Prédiction : On montrera plutôt que la « personne en danger » ne commandera plus notre assistance dès qu’on découvrira qu’elle se veut membre d’un groupe qui se trouvera en conflit violent avec le nôtre. Alors nous éprouverons aussi intensément le devoir inverse de mettre sa vie « criminelle » en danger.
Précisions 1 : Les sociétés modernes auront conservé jusque vers le milieu du XXe siècle ce que Gilles Lipovetsky a appelé « le schème religieux de l’impérativité illimitée des devoirs » (Gilles Lipovetsky, Le crépuscule du devoir. L’éthique indolore des nouveaux temps démocratique, 1992).

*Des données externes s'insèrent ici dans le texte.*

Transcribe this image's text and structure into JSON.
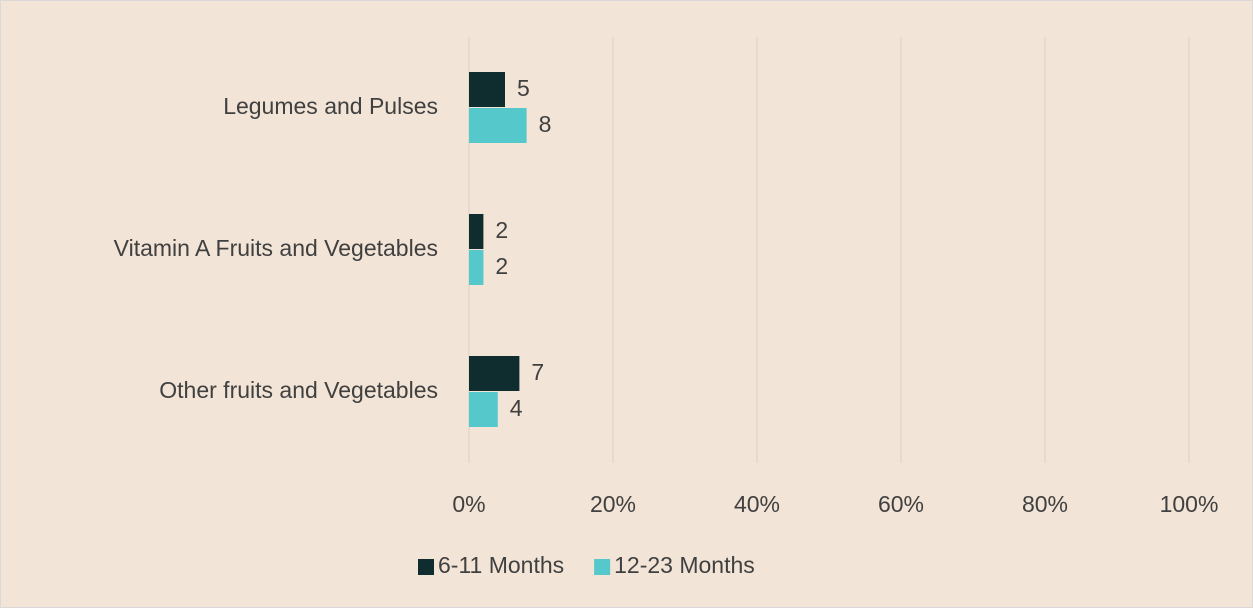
{
  "chart_data": {
    "type": "hbar",
    "categories": [
      "Legumes and Pulses",
      "Vitamin A Fruits and Vegetables",
      "Other fruits and Vegetables"
    ],
    "series": [
      {
        "name": "6-11 Months",
        "color": "#0f2d2f",
        "values": [
          5,
          2,
          7
        ]
      },
      {
        "name": "12-23 Months",
        "color": "#55c8cc",
        "values": [
          8,
          2,
          4
        ]
      }
    ],
    "xlim": [
      0,
      100
    ],
    "xticks": [
      {
        "value": 0,
        "label": "0%"
      },
      {
        "value": 20,
        "label": "20%"
      },
      {
        "value": 40,
        "label": "40%"
      },
      {
        "value": 60,
        "label": "60%"
      },
      {
        "value": 80,
        "label": "80%"
      },
      {
        "value": 100,
        "label": "100%"
      }
    ],
    "grid": true,
    "legend": "bottom"
  }
}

Selon lui, le culte des devoirs n’a plus de crédibilité sociale. Les mœurs et les idées se sont transformés. On ne croit plus que l’individu doive se sacrifier corps et âme pour la collectivité. Par exemple, les sacrifices massifs de plusieurs milliers de soldats en vue de « sauver la patrie », comme à la Première Guerre mondiale, et qui étaient faits plutôt pour « l’honneur de la nation » sont devenus très improbables dans les sociétés modernes. La pensée même qu’on puisse invoquer le sacrifice de cette façon provoquerait l’indignation.
Précisions 2 : Sur le plan intellectuel, les idées ont changé et on s’est tourné majoritairement vers les théories ou les principes mis de l’avant par Marx, Nietzsche, Freud et même Sade, plutôt que d’accorder du crédit à la morale classique. Les réactions émotives n’ont plus la même signification que dans les siècles antérieurs. On ne voit plus comme normaux les supplices en public et on voit comme de moins en moins normale la peine de mort. On s’indigne davantage par exemple de l’exploitation de la prostitution que de la prostitution elle-même, du harcèlement sexuel que de la licence sexuelle, des mauvais traitements infligés aux enfants que de leur désobéissance.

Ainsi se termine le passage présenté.